Quando tentamos compreender intelectualmente o outro, quando escutamos as palavras de alguém tentando relacioná-las com as nossas teorias, estamos a olhar para as pessoas, mas não estamos com elas.
O alicerce da empatia é a presença. Presença é algo distinto de compreensão mental ou de solidariedade. E este é o aspecto fundamental: Embora possamos, ocasionalmente, escolher solidarizar-nos com os outros ao sentir o que sentem, há que ter consciência de que no momento em que estamos a oferecer a nossa solidariedade, não estamos a oferecer a nossa empatia. 

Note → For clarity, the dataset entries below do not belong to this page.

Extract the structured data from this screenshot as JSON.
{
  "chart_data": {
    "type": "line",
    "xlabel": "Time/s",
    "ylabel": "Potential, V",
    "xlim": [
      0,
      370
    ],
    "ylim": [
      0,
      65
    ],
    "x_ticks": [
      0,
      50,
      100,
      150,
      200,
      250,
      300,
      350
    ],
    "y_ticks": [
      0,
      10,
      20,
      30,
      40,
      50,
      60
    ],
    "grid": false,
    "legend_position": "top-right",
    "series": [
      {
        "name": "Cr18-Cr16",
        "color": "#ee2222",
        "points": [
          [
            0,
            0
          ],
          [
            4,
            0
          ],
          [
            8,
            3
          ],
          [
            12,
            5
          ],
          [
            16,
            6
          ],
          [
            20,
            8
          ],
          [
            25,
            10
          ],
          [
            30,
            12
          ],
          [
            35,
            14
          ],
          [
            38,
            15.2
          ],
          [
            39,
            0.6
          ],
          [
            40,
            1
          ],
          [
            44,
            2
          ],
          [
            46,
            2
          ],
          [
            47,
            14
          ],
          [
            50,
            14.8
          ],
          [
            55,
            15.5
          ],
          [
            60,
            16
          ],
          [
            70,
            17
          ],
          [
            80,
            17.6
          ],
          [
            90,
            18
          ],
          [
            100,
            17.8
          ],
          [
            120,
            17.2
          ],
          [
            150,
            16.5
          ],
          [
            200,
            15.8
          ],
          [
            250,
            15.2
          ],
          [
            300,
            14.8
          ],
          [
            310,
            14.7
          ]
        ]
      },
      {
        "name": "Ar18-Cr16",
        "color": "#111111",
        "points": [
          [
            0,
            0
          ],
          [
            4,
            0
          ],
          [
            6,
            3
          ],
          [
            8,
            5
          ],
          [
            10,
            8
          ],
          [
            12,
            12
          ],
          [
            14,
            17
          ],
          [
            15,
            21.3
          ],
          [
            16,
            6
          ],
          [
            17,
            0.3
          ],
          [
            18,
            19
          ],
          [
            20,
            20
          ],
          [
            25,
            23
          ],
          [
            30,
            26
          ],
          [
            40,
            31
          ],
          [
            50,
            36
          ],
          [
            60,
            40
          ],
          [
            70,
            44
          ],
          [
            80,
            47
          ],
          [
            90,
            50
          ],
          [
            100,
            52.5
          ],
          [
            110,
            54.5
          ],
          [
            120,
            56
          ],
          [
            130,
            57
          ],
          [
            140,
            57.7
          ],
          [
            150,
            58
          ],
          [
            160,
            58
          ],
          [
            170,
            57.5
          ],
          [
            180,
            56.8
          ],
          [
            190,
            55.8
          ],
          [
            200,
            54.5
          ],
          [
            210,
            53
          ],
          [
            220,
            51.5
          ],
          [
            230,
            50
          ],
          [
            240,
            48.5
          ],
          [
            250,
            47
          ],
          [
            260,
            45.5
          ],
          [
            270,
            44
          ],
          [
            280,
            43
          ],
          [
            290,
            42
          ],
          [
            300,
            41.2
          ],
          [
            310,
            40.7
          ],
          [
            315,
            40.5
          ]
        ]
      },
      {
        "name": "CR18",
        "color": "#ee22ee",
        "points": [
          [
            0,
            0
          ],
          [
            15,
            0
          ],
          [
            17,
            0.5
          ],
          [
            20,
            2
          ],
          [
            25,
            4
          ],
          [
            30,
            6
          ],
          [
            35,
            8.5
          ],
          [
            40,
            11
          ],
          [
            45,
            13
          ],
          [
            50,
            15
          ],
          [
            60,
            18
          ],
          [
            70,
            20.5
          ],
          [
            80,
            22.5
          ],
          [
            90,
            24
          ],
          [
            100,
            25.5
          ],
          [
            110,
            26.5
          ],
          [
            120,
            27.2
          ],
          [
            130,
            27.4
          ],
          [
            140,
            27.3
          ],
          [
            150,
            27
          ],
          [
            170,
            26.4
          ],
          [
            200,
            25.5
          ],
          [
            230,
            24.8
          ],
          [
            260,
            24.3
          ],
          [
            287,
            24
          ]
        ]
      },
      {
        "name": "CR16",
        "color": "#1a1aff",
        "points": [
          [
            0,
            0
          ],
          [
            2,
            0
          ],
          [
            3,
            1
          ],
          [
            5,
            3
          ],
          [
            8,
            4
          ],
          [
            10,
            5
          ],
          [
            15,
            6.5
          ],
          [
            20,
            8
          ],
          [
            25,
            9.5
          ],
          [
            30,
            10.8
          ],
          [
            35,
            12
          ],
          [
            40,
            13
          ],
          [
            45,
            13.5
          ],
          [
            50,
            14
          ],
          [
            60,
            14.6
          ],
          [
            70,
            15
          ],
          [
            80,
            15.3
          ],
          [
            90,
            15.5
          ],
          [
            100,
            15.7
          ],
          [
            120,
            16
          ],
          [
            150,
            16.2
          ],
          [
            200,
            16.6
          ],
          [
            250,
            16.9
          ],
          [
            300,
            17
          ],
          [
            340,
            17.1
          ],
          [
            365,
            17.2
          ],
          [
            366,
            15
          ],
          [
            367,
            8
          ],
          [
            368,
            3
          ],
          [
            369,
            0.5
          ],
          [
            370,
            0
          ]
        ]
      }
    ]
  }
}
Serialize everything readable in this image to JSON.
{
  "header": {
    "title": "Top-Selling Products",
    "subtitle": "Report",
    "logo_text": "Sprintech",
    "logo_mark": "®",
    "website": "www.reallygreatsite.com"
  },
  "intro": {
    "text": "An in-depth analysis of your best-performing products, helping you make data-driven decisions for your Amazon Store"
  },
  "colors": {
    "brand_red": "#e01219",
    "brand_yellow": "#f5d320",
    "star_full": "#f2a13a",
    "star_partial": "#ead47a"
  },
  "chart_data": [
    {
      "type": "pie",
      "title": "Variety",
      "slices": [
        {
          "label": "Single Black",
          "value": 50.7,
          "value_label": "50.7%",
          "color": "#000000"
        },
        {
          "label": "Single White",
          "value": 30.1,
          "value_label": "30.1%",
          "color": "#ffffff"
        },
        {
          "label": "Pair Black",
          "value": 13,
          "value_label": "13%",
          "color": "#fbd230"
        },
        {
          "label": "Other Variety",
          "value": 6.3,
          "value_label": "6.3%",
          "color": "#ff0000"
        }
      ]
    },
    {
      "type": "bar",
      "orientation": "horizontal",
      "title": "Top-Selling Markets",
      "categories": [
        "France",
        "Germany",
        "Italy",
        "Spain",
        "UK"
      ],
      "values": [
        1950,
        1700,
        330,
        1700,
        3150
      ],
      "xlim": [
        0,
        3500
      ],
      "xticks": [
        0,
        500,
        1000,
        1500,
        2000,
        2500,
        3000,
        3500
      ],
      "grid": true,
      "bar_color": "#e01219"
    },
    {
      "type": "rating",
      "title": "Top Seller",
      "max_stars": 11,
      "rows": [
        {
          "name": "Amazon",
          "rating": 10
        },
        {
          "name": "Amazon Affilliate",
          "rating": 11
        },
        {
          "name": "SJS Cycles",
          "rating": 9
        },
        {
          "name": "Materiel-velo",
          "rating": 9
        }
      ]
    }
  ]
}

Eis alguns obstáculos à conexão em empatia:
- Aconselhar: “Acho que deverias…”; “porque é que não fizeste assim…”
- Educar: “Isso pode ser uma experiência muito positiva, se tu apenas…”
- Consolar: “Não foi culpa tua, fizeste o melhor que pudeste…”
- Contar uma história: “Isso lembra-me uma ocasião…”
- Explicar-se: “Eu teria telefonado, mas…”
“Não faça nada, só fique sentado” é um ditado budista que pode orientar-nos no aperfeiçoamento da qualidade de presença e escuta do outro: Esvaziar a nossa mente e escutar com a totalidade do nosso ser. 
Como nos diz Thich Nhat Hanh: “O presente, mais precioso, que podemos oferecer, àqueles que amamos, é a nossa energia de compreensão e amor. Aquilo que os outros mais precisam é da nossa compreensão, amor e olhar profundo – não como ideias, mas enquanto realidade viva.”